The world depicted by Metatropolis fulfills a different niche where the urban is explained within the context of the present’s problems, with the prevailing situation balanced between competing ideologies, both purporting utopia without ever fulfilling it, and yet completely satisfied in the way their own vision of the future functions. The cities and communities in this anthology oscillate wildly between fulfilling everything their citizens could demand, and yet fail to ask the right sorts of questions of their communities.

Whereas the first two waves of speculative urbanism have, rightly, asked us to willingly suspend our beliefs for the sake of a narrative fiction, the urban philosophies at play in Metatropolis attempt to show us the good and bad. Often, these ideas are just one step away from contemporary assumptions of the role and function of cities that exist today. As a result, it is not so hard to imagine this telos for the community where one lives—we could, after all, be a single vote/declaration/referendum away.

This is what makes ‘One Week into the Future’ fiction quite so compelling. We are asked not to make any ridiculous suppositions: there is no, as it were, ‘unobtanium’ to power the technology. Instead, we are invited to experience a city that is just one step away from what we know or expect.

The stories themselves, unfortunately, seem to take a backseat to the setting. While each unfolding tale does place the characters and the setting very much in the world, the action is not so much one where their consequences are felt. They may be alluded to, like Tygre’s epochal influence on Cascadiopolis, but very rarely do the stories move into actually developing Metatropolis as an inhabited, lived-in world. Instead, we are given glimpses of utopian ideals and are guided through this conceptual space rather than being told a story. This is not necessarily a bad thing though; the urban speculation in Metatropolis is engrossing, realistic, and entertaining enough to be as dramatic as any central protagonist. 

The stories are themselves fairly optimistic. We get a Messiah-parable in Jay Lake’s “In the Forests of the Night” which is, unfortunately, constantly interrupted by worldwide exposition.
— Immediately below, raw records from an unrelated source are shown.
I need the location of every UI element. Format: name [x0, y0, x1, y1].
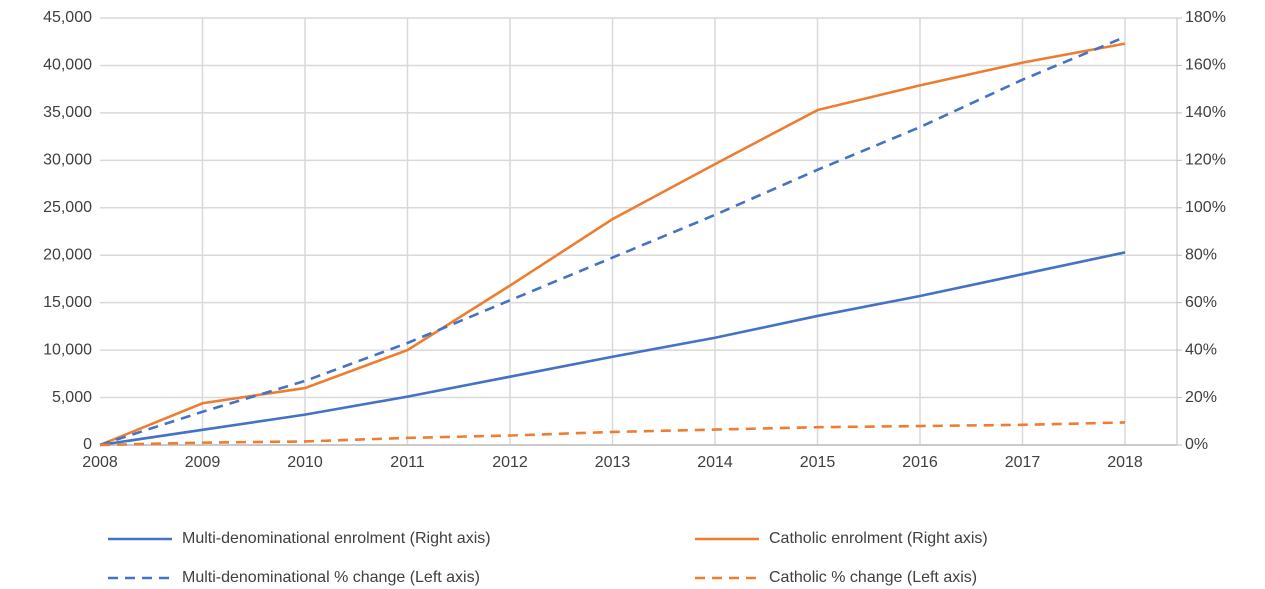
x-tick-label: 2016	[902, 454, 938, 471]
x-tick-label: 2014	[697, 454, 733, 471]
y2-tick-label: 40%	[1185, 341, 1217, 358]
y2-tick-label: 20%	[1185, 389, 1217, 406]
x-tick-label: 2010	[287, 454, 323, 471]
y-tick-label: 0	[83, 436, 92, 453]
x-tick-label: 2015	[800, 454, 836, 471]
y-tick-label: 10,000	[43, 341, 92, 358]
y2-tick-label: 100%	[1185, 199, 1226, 216]
x-tick-label: 2017	[1005, 454, 1041, 471]
y-tick-label: 40,000	[43, 57, 92, 74]
series-line	[99, 42, 1126, 447]
x-tick-label: 2018	[1107, 454, 1143, 471]
y-tick-label: 45,000	[43, 9, 92, 26]
x-tick-label: 2009	[185, 454, 221, 471]
legend-label: Multi-denominational enrolment (Right ax…	[182, 530, 491, 547]
legend-label: Multi-denominational % change (Left axis…	[182, 569, 480, 586]
y-tick-label: 25,000	[43, 199, 92, 216]
y2-tick-label: 0%	[1185, 436, 1208, 453]
y-tick-label: 35,000	[43, 104, 92, 121]
y2-tick-label: 80%	[1185, 246, 1217, 263]
y2-tick-label: 60%	[1185, 294, 1217, 311]
y-tick-label: 20,000	[43, 246, 92, 263]
legend-label: Catholic % change (Left axis)	[769, 569, 977, 586]
x-tick-label: 2011	[390, 454, 425, 471]
series-line	[99, 35, 1126, 447]
y-tick-label: 5,000	[52, 389, 92, 406]
series-line	[99, 421, 1126, 447]
x-tick-label: 2008	[82, 454, 118, 471]
y2-tick-label: 120%	[1185, 152, 1226, 169]
x-tick-label: 2012	[492, 454, 528, 471]
y-tick-label: 15,000	[43, 294, 92, 311]
y2-tick-label: 180%	[1185, 9, 1226, 26]
y2-tick-label: 160%	[1185, 57, 1226, 74]
y2-tick-label: 140%	[1185, 104, 1226, 121]
y-tick-label: 30,000	[43, 152, 92, 169]
x-tick-label: 2013	[595, 454, 631, 471]
legend-label: Catholic enrolment (Right axis)	[769, 530, 988, 547]
series-line	[99, 251, 1126, 447]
It works as an introduction to the scope of Metatropolis but leaves a reader looking for a personal hook flailing somewhat. Still, the vision is consistently utopian, of what might and could be. It works as a teaser—the relentless, palpable hope, and the figuration of the city/environment as hero (in fact, at times, it feels like Cacadiopolis itself can redeem the world). More entertaining is John Scalzi’s “Utere Nihil Non Extra Quiritationem Suis” which poignantly asks if you would take a shower with grey water. Its underdog, fresh-grad protagonist finds chaos tempering all visions of utopia. It is endearing, charming, and just full of enough jaunts in side-adventures to keep a reader rooting, this time, for the human protagonist.

The future is, it seems, simultaneously doomed and infinitely redeemable. These are environments where anything can happen—exciting, dynamic, and refreshingly new—where the cities themselves lend well to imagination. Whether deliberate or not, given the world’s wide scope and detailed economies, Metatropolis absolutely reeks of sequel-potential.